От избытка радостных чувств он с силой отбросил одеяло, вскочил, накинув лежавший рядом красный халат, подарок Алтана. Подойдя к бочонку на женской стороне, зачерпнул березовым ковшиком крепкий, бьющий в нос айраг.

Выпив полковша, утолив жажду, он вернулся на место, лег на спину, заложив обе руки под затылок, стал думать.

Еще с предыдущего разговора с Алтаном, когда тот впервые высказал ему мысль о ханстве, Джамуха загорелся душой и решил добиться своего во что бы то ни стало. Алтан тогда объяснил ему положение в племени, подробно разложив все по косточкам, убедил, что дело это вполне достижимое.

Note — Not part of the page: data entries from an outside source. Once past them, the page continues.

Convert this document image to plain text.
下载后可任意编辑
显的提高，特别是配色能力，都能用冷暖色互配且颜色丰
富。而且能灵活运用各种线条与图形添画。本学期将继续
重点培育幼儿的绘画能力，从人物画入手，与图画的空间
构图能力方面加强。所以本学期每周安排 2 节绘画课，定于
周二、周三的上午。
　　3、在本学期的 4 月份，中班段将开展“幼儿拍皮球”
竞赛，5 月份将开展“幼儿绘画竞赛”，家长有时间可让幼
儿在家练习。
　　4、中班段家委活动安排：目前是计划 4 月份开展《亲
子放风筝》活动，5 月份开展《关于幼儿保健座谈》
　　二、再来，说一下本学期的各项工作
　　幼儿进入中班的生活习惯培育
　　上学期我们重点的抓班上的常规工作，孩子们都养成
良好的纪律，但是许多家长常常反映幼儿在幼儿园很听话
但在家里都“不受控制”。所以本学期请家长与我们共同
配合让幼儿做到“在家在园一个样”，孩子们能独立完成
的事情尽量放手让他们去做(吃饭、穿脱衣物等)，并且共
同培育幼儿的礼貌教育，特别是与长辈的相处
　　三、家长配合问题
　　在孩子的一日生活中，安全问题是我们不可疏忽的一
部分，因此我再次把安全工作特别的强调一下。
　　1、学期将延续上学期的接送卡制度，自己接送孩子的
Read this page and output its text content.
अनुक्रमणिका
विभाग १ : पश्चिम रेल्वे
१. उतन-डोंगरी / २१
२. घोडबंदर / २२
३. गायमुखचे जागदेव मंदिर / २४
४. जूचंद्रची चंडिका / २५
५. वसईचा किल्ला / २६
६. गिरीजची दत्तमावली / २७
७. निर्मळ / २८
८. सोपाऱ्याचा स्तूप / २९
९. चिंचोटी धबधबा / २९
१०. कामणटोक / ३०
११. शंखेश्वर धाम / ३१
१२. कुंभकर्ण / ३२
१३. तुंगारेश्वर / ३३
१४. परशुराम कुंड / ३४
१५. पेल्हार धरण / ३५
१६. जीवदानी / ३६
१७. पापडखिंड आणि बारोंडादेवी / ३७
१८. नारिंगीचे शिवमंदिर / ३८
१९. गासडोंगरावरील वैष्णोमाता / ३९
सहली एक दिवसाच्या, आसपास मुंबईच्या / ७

Теперь же, когда тот сдержал свое слово и борджигины действительно пришли в его улус, Джамуха окончательно поверил, что перед ним дорога открыта. Все было готово для того, чтобы поднять ханское знамя. Джадаранский род полностью был в его руках. Он знал, что дядья теперь боятся его как огня и во всем будут послушны, без раздумий пойдут туда, куда он укажет. В этом, размышляя наедине с самим собой о происшедших событиях, он видел свой великий подвиг: все-таки сумел полностью занять отцовское положение! Если бы тогда он не осмелился, промедлил и упустил решающий миг (когда схватился за нож и пустил его в ход), не было бы его нынешнего могущества, не достиг бы он верховенства в своем роду. Оценивая случившееся в тот день – то мгновение, когда его рука почти независимо от его разума потянулась к ножу и не дрогнула, – он стал считать его началом своего восхождения. Как бы там ни было, с тех пор два тумэна воинов были в полной его воле. Это было залогом того, что теперь и остальные керуленские нойоны будут так же покладисты с ним, как прежде с его отцом.

«Теперь-то они узнали истинное мое нутро, – мстительно думал он, вспоминая свой разговор с ними прошлой осенью. – Тогда они без почтения говорили со мной, поучали, пытались мне навязать свое, но теперь, наверно, в штаны наложили, когда услышали, что я сделал со своими дядьями. Поняли, что я непростой человек, что с любым из них могу расправиться, кто встанет на моей дороге…»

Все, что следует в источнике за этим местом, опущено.